D_BC <- phyloseq::distance(phyX, "bray")
D_JC <- phyloseq::distance(phyX, "jaccard")
D_UF <- phyloseq::distance(phyX, "unifrac")
D_wUF <- phyloseq::distance(phyX, "wunifrac")
dist_df <- data.frame(bray = as.vector(D_BC),
jaccard = as.vector(D_JC),
unifrac = as.vector(D_UF),
wunifrac = as.vector(D_wUF))
cor(dist_df)
The experiment is longitudinal with before and after diet (sausage) intervention. Try to infer this on the PCoA plot.
ggplot(data = df, aes(Axis.1,Axis.2,
color = factor(Description),
shape = time,
group = ID)) +
geom_point() +
geom_line() +
stat_ellipse(aes(group = factor(Description):factor(time))) +
facet_wrap(~method,scales = 'free')
Are there any tendencies towards each rat being more similar with it self over time?
Try to compute a normal linear anova model with the component axis (1,2,..) as response dependent on time and rat ID.

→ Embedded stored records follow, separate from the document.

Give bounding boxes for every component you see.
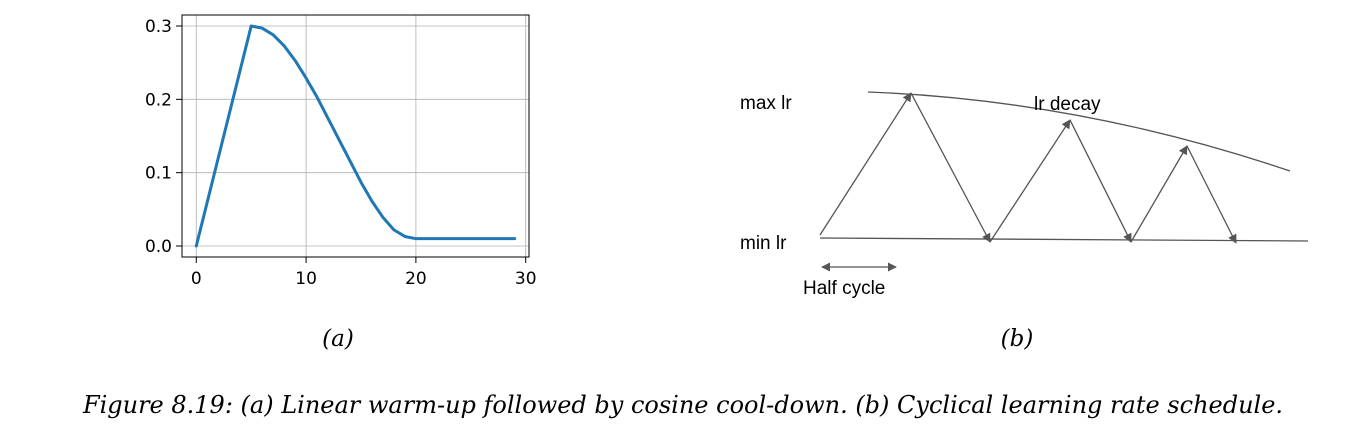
min-lr-line — [819, 237, 1309, 242]
figure-caption: Figure 8.19: (a) Linear warm-up followed… — [82, 391, 1283, 419]
chart-warmup-cosine: 0 10 20 30 0.0 0.1 0.2 0.3 (a) — [145, 14, 537, 352]
series-layer — [194, 24, 517, 248]
max-lr-decay-curve — [867, 91, 1291, 172]
y-tick-label: 0.2 — [145, 90, 172, 110]
y-tick-label: 0.3 — [145, 17, 172, 37]
max-lr-label: max lr — [740, 93, 792, 114]
x-tick-label: 20 — [405, 269, 427, 289]
x-tick-label: 10 — [295, 269, 317, 289]
cycle-down-arrow-2 — [1069, 119, 1132, 243]
panel-label-b: (b) — [1001, 326, 1034, 352]
grid — [182, 15, 529, 257]
cycle-down-arrow-3 — [1186, 145, 1237, 244]
lr-decay-label: lr decay — [1034, 94, 1101, 115]
half-cycle-label: Half cycle — [803, 278, 885, 299]
x-tick-label: 0 — [191, 269, 202, 289]
cycle-up-arrow-3 — [1130, 145, 1188, 243]
plot-frame — [181, 14, 530, 258]
diagram-cyclical-lr — [819, 91, 1309, 272]
ticks: 0 10 20 30 0.0 0.1 0.2 0.3 — [145, 17, 537, 289]
panel-label-a: (a) — [322, 326, 354, 352]
x-tick-label: 30 — [515, 269, 537, 289]
cycle-up-arrow-2 — [989, 119, 1071, 243]
cycle-down-arrow-1 — [910, 92, 991, 243]
min-lr-label: min lr — [740, 233, 787, 254]
cycle-up-arrow-1 — [819, 92, 912, 236]
y-tick-label: 0.0 — [145, 237, 172, 257]
series-line — [194, 24, 517, 248]
y-tick-label: 0.1 — [145, 164, 172, 184]
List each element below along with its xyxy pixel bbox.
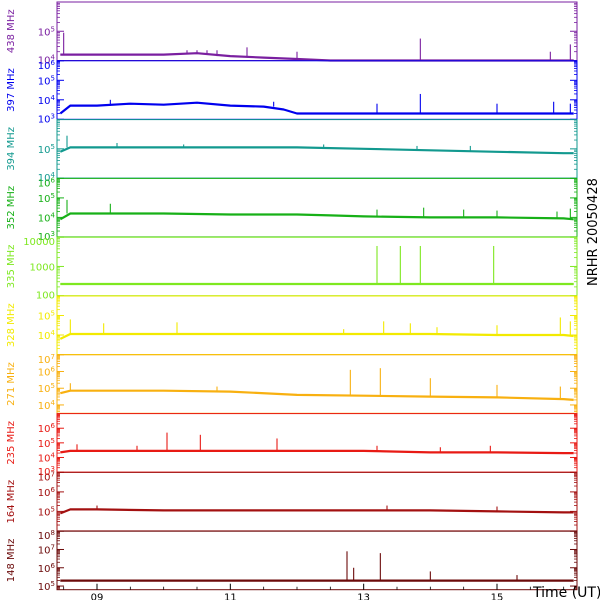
x-axis-label: Time (UT) xyxy=(532,585,600,600)
x-tick-label: 09 xyxy=(91,593,104,600)
y-tick-label: 105 xyxy=(38,382,55,395)
y-tick-label: 104 xyxy=(38,451,56,464)
y-tick-label: 107 xyxy=(38,353,55,366)
series-line xyxy=(60,389,574,401)
y-tick-label: 103 xyxy=(38,230,55,243)
y-tick-label: 105 xyxy=(38,192,55,205)
y-tick-label: 104 xyxy=(38,94,56,107)
x-tick-label: 13 xyxy=(357,593,370,600)
series-line xyxy=(59,212,574,221)
y-tick-label: 1000 xyxy=(30,262,55,273)
y-tick-label: 103 xyxy=(38,465,55,478)
y-tick-label: 105 xyxy=(38,437,55,450)
frequency-label: 148 MHz xyxy=(6,539,17,583)
y-tick-label: 105 xyxy=(38,310,55,323)
y-tick-label: 106 xyxy=(38,422,56,435)
y-tick-label: 105 xyxy=(38,143,55,156)
frequency-label: 438 MHz xyxy=(6,9,17,53)
frequency-label: 164 MHz xyxy=(6,480,17,524)
side-label: NRHR 20050428 xyxy=(586,178,600,286)
panel-1: 106 105 104 103 397 MHz xyxy=(6,59,578,125)
y-tick-label: 105 xyxy=(38,25,55,38)
y-tick-label: 105 xyxy=(38,505,55,518)
y-tick-label: 108 xyxy=(38,529,55,542)
y-tick-label: 106 xyxy=(38,486,56,499)
y-tick-label: 104 xyxy=(38,171,56,184)
series-line xyxy=(59,101,574,115)
frequency-label: 335 MHz xyxy=(6,245,17,289)
y-tick-label: 106 xyxy=(38,562,56,575)
series-line xyxy=(60,449,574,455)
frequency-label: 397 MHz xyxy=(6,68,17,112)
y-tick-label: 105 xyxy=(38,580,55,593)
y-tick-label: 104 xyxy=(38,211,56,224)
series-line xyxy=(59,508,574,515)
y-tick-label: 106 xyxy=(38,366,56,379)
frequency-label: 235 MHz xyxy=(6,421,17,465)
y-tick-label: 107 xyxy=(38,543,55,556)
series-line xyxy=(59,332,574,340)
y-tick-label: 104 xyxy=(38,54,56,67)
y-tick-label: 107 xyxy=(38,470,55,483)
panel-5: 105 104 328 MHz xyxy=(6,295,578,355)
x-tick-label: 15 xyxy=(491,593,504,600)
series-line xyxy=(59,146,574,155)
panel-frame xyxy=(56,530,578,591)
y-tick-label: 103 xyxy=(38,112,55,125)
y-tick-label: 104 xyxy=(38,329,56,342)
x-tick-label: 11 xyxy=(224,593,237,600)
y-tick-label: 10000 xyxy=(23,237,55,248)
y-tick-label: 106 xyxy=(38,59,56,72)
y-tick-label: 105 xyxy=(38,74,55,87)
y-tick-label: 106 xyxy=(38,176,56,189)
frequency-label: 271 MHz xyxy=(6,362,17,406)
frequency-label: 328 MHz xyxy=(6,303,17,347)
y-tick-label: 104 xyxy=(38,399,56,412)
frequency-label: 352 MHz xyxy=(6,186,17,230)
y-tick-label: 100 xyxy=(36,291,55,302)
time-axis: 09 11 13 15 xyxy=(63,583,565,600)
frequency-label: 394 MHz xyxy=(6,127,17,171)
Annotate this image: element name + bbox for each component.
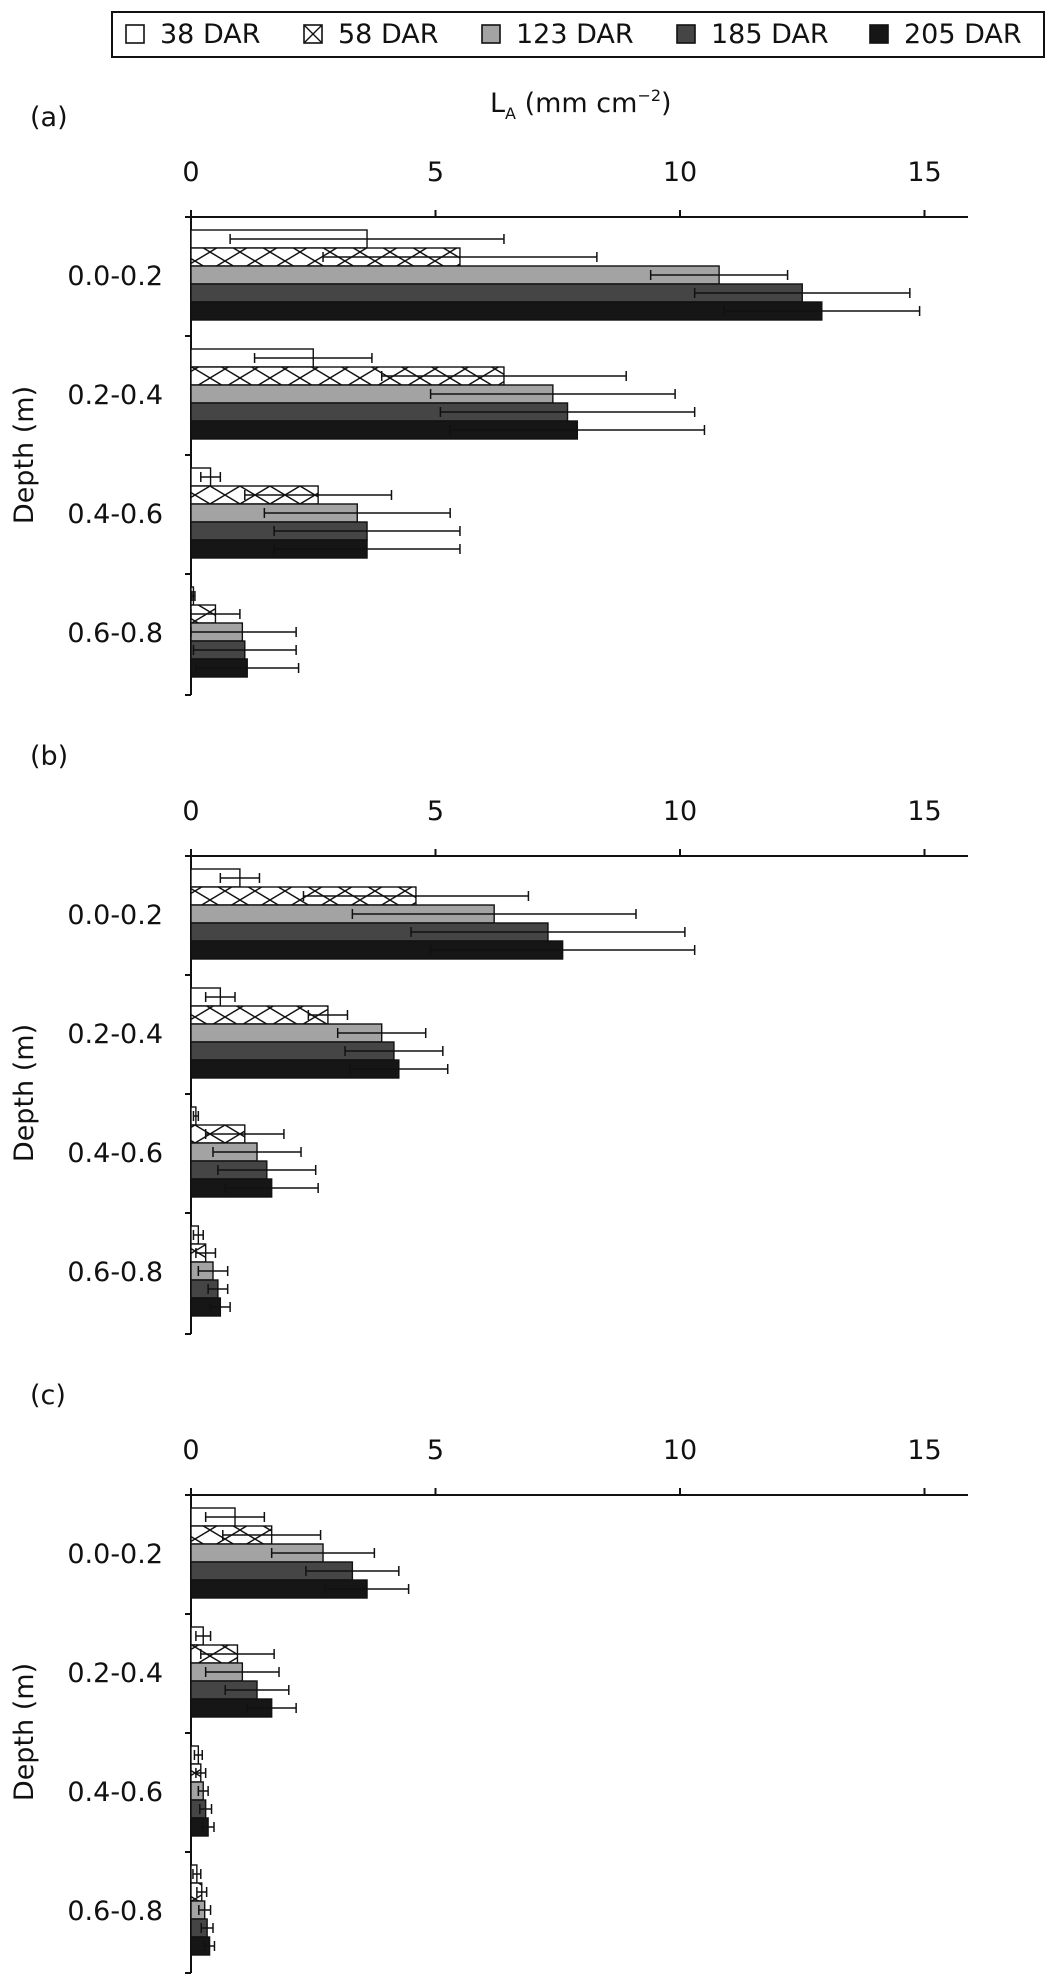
panel-a: (a) Depth (m) 0 5 10 15 0.0-0.2 0.2-0.4 0.4-0.… [9,102,968,696]
y-tick-label: 0.6-0.8 [67,618,163,649]
x-tick-label: 0 [182,796,199,827]
panel-label: (b) [30,741,68,772]
x-axis-title-main: L [490,88,505,119]
panel-b: (b) Depth (m) 0 5 10 15 0.0-0.2 0.2-0.4 0.4-0.… [9,741,968,1335]
x-tick-label: 5 [427,157,444,188]
x-tick-label: 5 [427,1435,444,1466]
y-tick-label: 0.2-0.4 [67,1658,163,1689]
y-tick-label: 0.0-0.2 [67,261,163,292]
y-tick-label: 0.0-0.2 [67,1539,163,1570]
panel-label: (c) [30,1380,66,1411]
x-tick-label: 15 [907,796,941,827]
y-tick-label: 0.2-0.4 [67,380,163,411]
x-tick-label: 5 [427,796,444,827]
legend-swatch-dark-grey [676,24,696,44]
y-tick-label: 0.4-0.6 [67,1138,163,1169]
y-tick-label: 0.2-0.4 [67,1019,163,1050]
legend-item-185-dar: 185 DAR [676,19,829,50]
y-axis-title: Depth (m) [9,1024,40,1162]
y-tick-label: 0.4-0.6 [67,1777,163,1808]
legend-label: 185 DAR [711,19,829,50]
x-tick-label: 0 [182,1435,199,1466]
x-axis-title-close: ) [661,88,672,119]
bar-123-dar-0-0-0-2 [190,265,720,285]
legend-label: 58 DAR [338,19,439,50]
legend-item-205-dar: 205 DAR [869,19,1022,50]
legend-label: 38 DAR [160,19,261,50]
y-tick-label: 0.0-0.2 [67,900,163,931]
legend: 38 DAR 58 DAR 123 DAR 185 DAR 205 DAR [111,11,1045,58]
legend-item-123-dar: 123 DAR [481,19,634,50]
x-axis-title-sub: A [505,104,516,123]
legend-swatch-open [125,24,145,44]
x-tick-label: 15 [907,1435,941,1466]
x-axis-title: LA (mm cm−2) [490,86,672,123]
x-tick-label: 0 [182,157,199,188]
legend-item-58-dar: 58 DAR [303,19,439,50]
y-tick-label: 0.6-0.8 [67,1257,163,1288]
legend-swatch-light-grey [481,24,501,44]
y-tick-label: 0.6-0.8 [67,1896,163,1927]
y-axis-title: Depth (m) [9,1663,40,1801]
legend-hatch-mark [303,24,323,44]
legend-swatch-black [869,24,889,44]
legend-label: 123 DAR [516,19,634,50]
x-tick-label: 10 [663,796,697,827]
bar-58-dar-0-2-0-4 [190,1005,329,1025]
panel-label: (a) [30,102,68,133]
panel-c: (c) Depth (m) 0 5 10 15 0.0-0.2 0.2-0.4 0.4-0.… [9,1380,968,1974]
x-tick-label: 15 [907,157,941,188]
x-tick-label: 10 [663,1435,697,1466]
legend-label: 205 DAR [904,19,1022,50]
x-tick-label: 10 [663,157,697,188]
y-tick-label: 0.4-0.6 [67,499,163,530]
x-axis-title-exp: −2 [637,86,661,105]
y-axis-title: Depth (m) [9,386,40,524]
legend-item-38-dar: 38 DAR [125,19,261,50]
x-axis-title-rest: (mm cm [516,88,637,119]
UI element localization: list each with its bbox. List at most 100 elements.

mdl <- lm(data = df[df$method=='Jaccard',],Axis.1~ID + time*Description)
anova(mdl)
There is a new R-modelling paragdigme making it easy to do many things at once. If you find the coding trivial, it might be worth looking into, as it - after some headache - makes life easier. However, it is not a microbiome-thing, only R, and you can achieve the same with the more basic commands. Below is shown how the linear models from the chunk above is computed for all methods using the tidyverse and broom packages.
library(tidyverse)
library(broom)
df %>%
group_by(method) %>%
do(lm(data = ., Axis.1~ID + time*Description) %>% anova %>% tidy)
## # A tibble: 16 × 7
## # Groups: method [4]
## method term df sumsq meansq statistic p.value
## <chr> <chr> <int> <dbl> <dbl> <dbl> <dbl>
## 1 BC ID 29 0.519 0.0179 3.52 8.74e- 4
## 2 BC time 1 3.07 3.07 603. 1.61e-19
## 3 BC time:Description 2 0.578 0.289 56.8 3.22e-10
## 4 BC Residuals 26 0.132 0.00508 NA NA
## 5 Jaccard ID 29 0.471 0.0162 2.65 7.06e- 3
## 6 Jaccard time 1 3.01 3.01 492. 2.03e-18
## 7 Jaccard time:Description 2 0.538 0.269 43.9 4.59e- 9
## 8 Jaccard Residuals 26 0.159 0.00613 NA NA
## 9 unifrac ID 29 0.191 0.00657 3.48 9.62e- 4
## 10 unifrac time 1 1.13 1.13 597. 1.84e-19
## 11 unifrac time:Description 2 0.159 0.0794 42.0 7.13e- 9
## 12 unifrac Residuals 26 0.0491 0.00189 NA NA
## 13 wunifrac ID 29 0.0552 0.00190 2.75 5.46e- 3
## 14 wunifrac time 1 0.0976 0.0976 141. 5.29e-12
## 15 wunifrac time:Description 2 0.0217 0.0109 15.7 3.40e- 5
## 16 wunifrac Residuals 26 0.0180 0.000692 NA NA
This is kinda add hoc, as the composition is captured in not-only a single component. I.e. instead of using Axis.1 we would like to use all the Axes,… or the entire distance matrix. This is exactly the purpose of permanova. See more under Statistical inference -> ANOVA on beta diversity.
Xia, Yinglin, Jun Sun, and Ding-Geng Chen. Statistical analysis of microbiome data with R. Springer, 2018. Chapter 6.